Some seem a little quick to blame Cirrus and Continental for the reported problems.
I don’t think anyone is blaming Cirrus, but Continental must accept the blame for their engines.
Any new aircraft will have some teething problems.
Yes, but the IO-360 is not a new engine - it has been around for many years and used in several aircraft (Piper Seneca, Cessna Mixmaster, Mooney M20J and probably others). It’s a proven design - the problems lately are build quality issues.
Lycoming could have the same problem with cranks, how many suppliers are there of this steel?
Not many, and they probably got their steel from the same source. But it appears that both Lycoming and TCM didn’t do enough in the way of acceptance testing of the materials and components that they source from outside suppliers.
Anytime people complain about the fact that the only aircraft engines available are warmed-over 1940’s designs, others justify this by saying that at least they’re proven, dependable engines. The SR20 fleet in the last 5 months has had at least a 25% rate of engine failures or groundings - that’s a terrible record.
The compression problems with red coloration sound like the result of overleaning.
I talked to a couple of people about this, and there are several possible causes, of which overleaning is only one.

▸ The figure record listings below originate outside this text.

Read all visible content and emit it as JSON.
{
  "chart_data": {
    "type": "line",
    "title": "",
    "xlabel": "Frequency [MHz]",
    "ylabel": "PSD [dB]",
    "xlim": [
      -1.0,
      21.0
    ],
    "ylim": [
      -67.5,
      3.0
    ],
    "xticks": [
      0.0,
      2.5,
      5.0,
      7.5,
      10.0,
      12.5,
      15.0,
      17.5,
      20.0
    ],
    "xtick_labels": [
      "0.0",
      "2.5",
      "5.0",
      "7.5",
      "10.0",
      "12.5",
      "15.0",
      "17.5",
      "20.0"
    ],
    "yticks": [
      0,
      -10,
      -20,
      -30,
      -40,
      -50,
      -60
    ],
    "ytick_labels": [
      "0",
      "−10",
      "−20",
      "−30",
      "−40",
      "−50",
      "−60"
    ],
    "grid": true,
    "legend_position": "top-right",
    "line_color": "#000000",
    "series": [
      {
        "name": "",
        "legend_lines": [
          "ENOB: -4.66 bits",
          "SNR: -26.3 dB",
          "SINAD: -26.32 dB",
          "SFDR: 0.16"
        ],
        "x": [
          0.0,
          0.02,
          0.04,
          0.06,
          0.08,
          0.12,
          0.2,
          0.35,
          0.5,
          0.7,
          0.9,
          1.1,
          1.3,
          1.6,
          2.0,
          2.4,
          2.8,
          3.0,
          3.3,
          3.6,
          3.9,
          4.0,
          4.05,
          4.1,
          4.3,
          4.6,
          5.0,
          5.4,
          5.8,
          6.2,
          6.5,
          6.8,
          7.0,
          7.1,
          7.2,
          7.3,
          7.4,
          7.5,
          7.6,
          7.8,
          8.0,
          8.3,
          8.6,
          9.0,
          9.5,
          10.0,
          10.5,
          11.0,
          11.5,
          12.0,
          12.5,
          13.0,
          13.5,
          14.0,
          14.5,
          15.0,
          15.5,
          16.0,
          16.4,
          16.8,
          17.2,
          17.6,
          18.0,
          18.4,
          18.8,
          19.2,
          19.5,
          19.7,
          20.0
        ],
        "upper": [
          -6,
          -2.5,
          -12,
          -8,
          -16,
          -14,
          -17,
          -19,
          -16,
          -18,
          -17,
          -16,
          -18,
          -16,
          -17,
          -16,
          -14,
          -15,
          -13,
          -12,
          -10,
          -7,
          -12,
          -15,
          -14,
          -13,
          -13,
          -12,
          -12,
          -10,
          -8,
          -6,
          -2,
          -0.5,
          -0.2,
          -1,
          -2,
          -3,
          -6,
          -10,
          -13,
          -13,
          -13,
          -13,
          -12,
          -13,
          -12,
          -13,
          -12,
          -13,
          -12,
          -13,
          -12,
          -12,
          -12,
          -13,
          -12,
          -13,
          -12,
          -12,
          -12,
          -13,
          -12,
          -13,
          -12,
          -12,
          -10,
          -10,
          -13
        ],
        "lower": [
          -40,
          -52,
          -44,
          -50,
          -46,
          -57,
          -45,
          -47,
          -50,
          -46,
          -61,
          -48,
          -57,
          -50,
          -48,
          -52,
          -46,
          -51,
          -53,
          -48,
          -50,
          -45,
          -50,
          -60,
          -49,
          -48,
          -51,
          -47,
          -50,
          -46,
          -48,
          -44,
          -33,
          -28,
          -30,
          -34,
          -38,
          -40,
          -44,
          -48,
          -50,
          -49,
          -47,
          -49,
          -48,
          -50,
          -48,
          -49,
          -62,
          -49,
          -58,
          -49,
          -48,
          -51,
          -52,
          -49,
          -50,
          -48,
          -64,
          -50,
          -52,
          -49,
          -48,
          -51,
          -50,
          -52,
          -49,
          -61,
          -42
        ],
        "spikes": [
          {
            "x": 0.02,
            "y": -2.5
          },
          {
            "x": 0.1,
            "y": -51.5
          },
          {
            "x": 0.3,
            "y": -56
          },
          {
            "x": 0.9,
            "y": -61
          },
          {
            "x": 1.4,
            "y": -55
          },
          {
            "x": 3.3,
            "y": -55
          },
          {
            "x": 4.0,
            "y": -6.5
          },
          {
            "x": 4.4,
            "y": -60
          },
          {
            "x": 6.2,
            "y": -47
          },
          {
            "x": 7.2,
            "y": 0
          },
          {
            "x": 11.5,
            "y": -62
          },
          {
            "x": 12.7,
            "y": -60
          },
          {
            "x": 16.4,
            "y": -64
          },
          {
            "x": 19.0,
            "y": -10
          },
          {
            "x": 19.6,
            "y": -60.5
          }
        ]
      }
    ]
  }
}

The pilots of the affected aircraft may not have known this and leaned some for altitude, though if done correctly with the EGT this would have resulted in a return to the same setting.
The plane has only 25 hours on it. 8 of those were flown by Cirrus factory pilots, who can be assumed to know what they’re doing. The remaining hours were flown by two very experienced pilots, one of whom is also an A&P. It seems most unlikely they would have mishandled the engine. In any case, I’m not convinced that 16 hours (and that’s Hobbs time, not flight or cruise time) running could cause the damage seen, and it should have affected all cylinders.
The break-in procedure in the SR20 POH is to run at not less than 75% power in cruise for the first 25 hours or until oil consumption stabilizes. No mention is made of any different leaning procedures during break-in. This break-in is to ensure the rings are properly sealing.
The issue is not whether the plane is any good (it is) or whether the engine is fundamentally sound (it is - the IO-360 has a good reputation) or even whether TCM are having some teething troubles now that they’re actually building a significant number of new engines (they are) but how they deal with the problems as they arise.
The correct approach in this case, from a customer service point of view, would have been to replace the engine so the ferry could proceed with minimum delay, then investigate the cause and decide further action without any time pressure.
TCM’s first response to the compression results was “that’s probably normal” (wrong!). Their next response was “replace 3 cylinders” followed by “replace 6 cylinders”. Not good enough.